Qu’à cela ne tienne, moi je pars toute pleine de bonne volonté et prête à affronter la chaleur torride et/ou les kalach horribles confiante en la bonne étoile qui m’accompagne depuis ces derniers mois.
Les heures passent….à travers les fenêtres du bus, la végétation change de manière inattendue, les plaines verdoyantes laissent soudain place à des zones complètement arides de roches et pin épineux auxquels il vaut mieux ne pas se frotter. Ca et la, soulevant des nuages de sable rougeoyant, quelques troupeaux de vaches cornues énormes en taille mais bien peu épaisses (faut dire y’a pas grand-chose à brouter) menées par de magnifiques hommes peuls accoutrés tous de manière identique : un chapeau permettant la pose d’un turban protecteur de soleil, un « par-dessus » en coton qui les couvre entièrement (comment font ils pour supporter?) et un grand bâton généralement porté derrière la nuque les bras de chaque coté auquel pend une sorte de gourde pleine d’eau (enfin, j’espère que c’est de l’eau..). Ponctuellement, quelques chameaux et dromadaires viennent parfaire ce paysage qui me semble parfois directement sorti de mon imaginaire.
A cela succède tout aussi soudainement une vision angoissante de désastre naturel : la saison des pluies est particulièrement forte cette année, la crue des rivières asséchés la plupart du temps à dépassé toutes les prévisions et détruit tous les barrages et digues de protection. Des villages entiers ont été rasés et certaines routes sont enfouies sous les eaux. Au milieu des débits, seules quelques branches d’arbres encore debout permettent de deviner l’habituel visage de la zone submergée qui entoure le car. Je regarde les yeux écarquillés ces morceaux de vie africaine, tellement belle, mais parfois tellement dure… Changement climatique tentes tu de faire passer un message ?…

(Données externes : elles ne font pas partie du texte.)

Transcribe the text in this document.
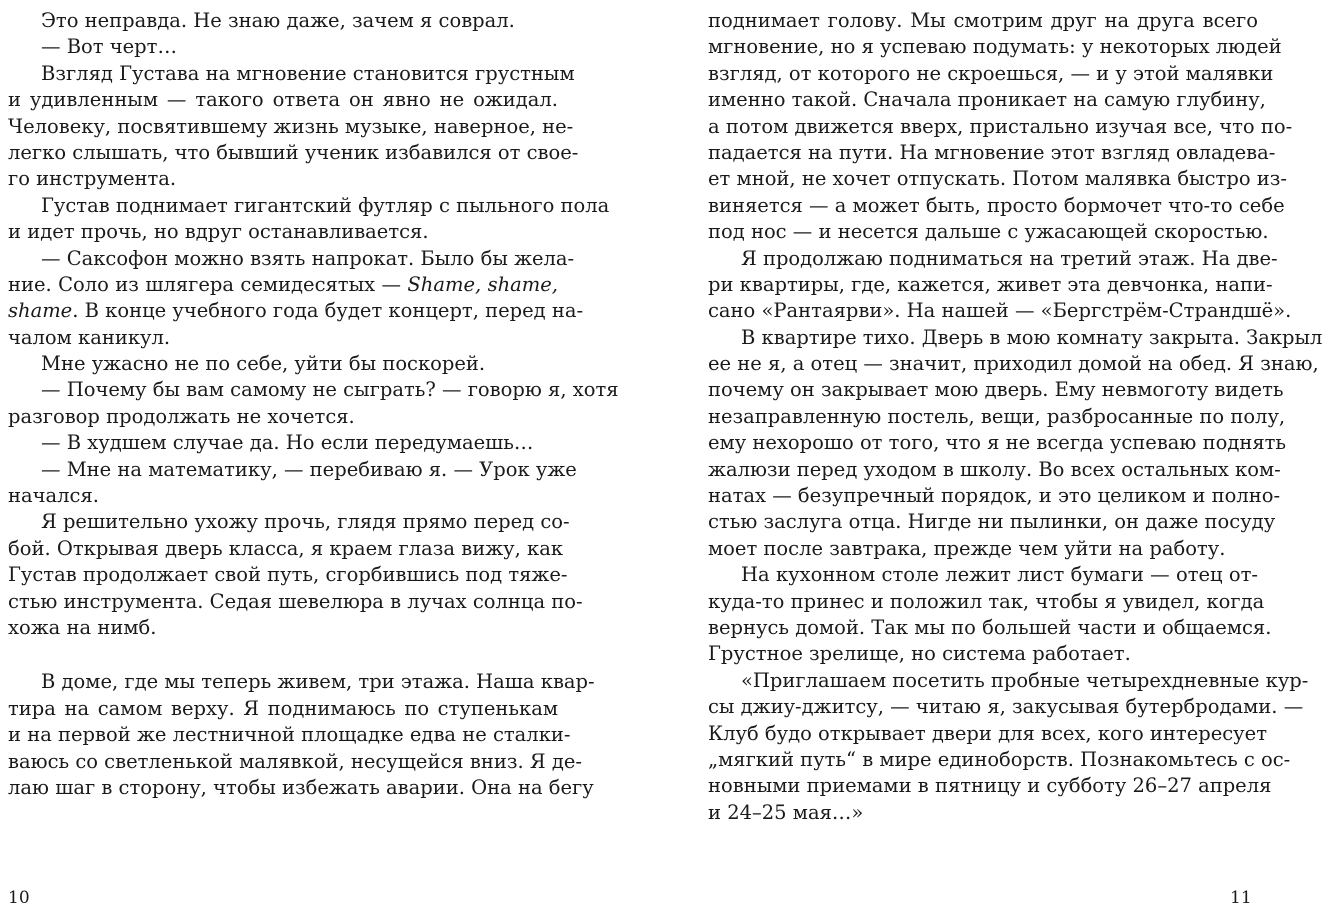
Это неправда. Не знаю даже, зачем я соврал.
— Вот черт…
Взгляд Густава на мгновение становится грустным
и удивленным — такого ответа он явно не ожидал.
Человеку, посвятившему жизнь музыке, наверное, не-
легко слышать, что бывший ученик избавился от свое-
го инструмента.
Густав поднимает гигантский футляр с пыльного пола
и идет прочь, но вдруг останавливается.
— Саксофон можно взять напрокат. Было бы жела-
ние. Соло из шлягера семидесятых — Shame, shame,
shame. В конце учебного года будет концерт, перед на-
чалом каникул.
Мне ужасно не по себе, уйти бы поскорей.
— Почему бы вам самому не сыграть? — говорю я, хотя
разговор продолжать не хочется.
— В худшем случае да. Но если передумаешь…
— Мне на математику, — перебиваю я. — Урок уже
начался.
Я решительно ухожу прочь, глядя прямо перед со-
бой. Открывая дверь класса, я краем глаза вижу, как
Густав продолжает свой путь, сгорбившись под тяже-
стью инструмента. Седая шевелюра в лучах солнца по-
хожа на нимб.
В доме, где мы теперь живем, три этажа. Наша квар-
тира на самом верху. Я поднимаюсь по ступенькам
и на первой же лестничной площадке едва не сталки-
ваюсь со светленькой малявкой, несущейся вниз. Я де-
лаю шаг в сторону, чтобы избежать аварии. Она на бегу
поднимает голову. Мы смотрим друг на друга всего
мгновение, но я успеваю подумать: у некоторых людей
взгляд, от которого не скроешься, — и у этой малявки
именно такой. Сначала проникает на самую глубину,
а потом движется вверх, пристально изучая все, что по-
падается на пути. На мгновение этот взгляд овладева-
ет мной, не хочет отпускать. Потом малявка быстро из-
виняется — а может быть, просто бормочет что-то себе
под нос — и несется дальше с ужасающей скоростью.
Я продолжаю подниматься на третий этаж. На две-
ри квартиры, где, кажется, живет эта девчонка, напи-
сано «Рантаярви». На нашей — «Бергстрём-Страндшё».
В квартире тихо. Дверь в мою комнату закрыта. Закрыл
ее не я, а отец — значит, приходил домой на обед. Я знаю,
почему он закрывает мою дверь. Ему невмоготу видеть
незаправленную постель, вещи, разбросанные по полу,
ему нехорошо от того, что я не всегда успеваю поднять
жалюзи перед уходом в школу. Во всех остальных ком-
натах — безупречный порядок, и это целиком и полно-
стью заслуга отца. Нигде ни пылинки, он даже посуду
моет после завтрака, прежде чем уйти на работу.
На кухонном столе лежит лист бумаги — отец от-
куда-то принес и положил так, чтобы я увидел, когда
вернусь домой. Так мы по большей части и общаемся.
Грустное зрелище, но система работает.
«Приглашаем посетить пробные четырехдневные кур-
сы джиу-джитсу, — читаю я, закусывая бутербродами. —
Клуб будо открывает двери для всех, кого интересует
„мягкий путь“ в мире единоборств. Познакомьтесь с ос-
новными приемами в пятницу и субботу 26–27 апреля
и 24–25 мая…»
10	11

J’arrive finalement dans la petite bourgade de Dori de nuit. J’ai tout de même pris la peine de prévenir mon contact sur place afin qu’il vienne me chercher pour m’emmener directement à Gorum Gorum dans le but d’économiser du temps mais également pour écarter des craintes d’un éventuel enlèvement d ‘un taxi mal intentionné, c’est bien d’être insouciante mais point trop n’en faut (psychose quand tu nous tiens). Effectivement, en sortant, immédiatement 2 hommes tentent de me faire croire qu’ils ont été envoyés pour me réceptionner… Maligne comme je suis (qui osera dire le contraire ?) je les questionne tout en ne donnant aucune information me concernant et déjoue rapidement leurs tentatives d’embobinage.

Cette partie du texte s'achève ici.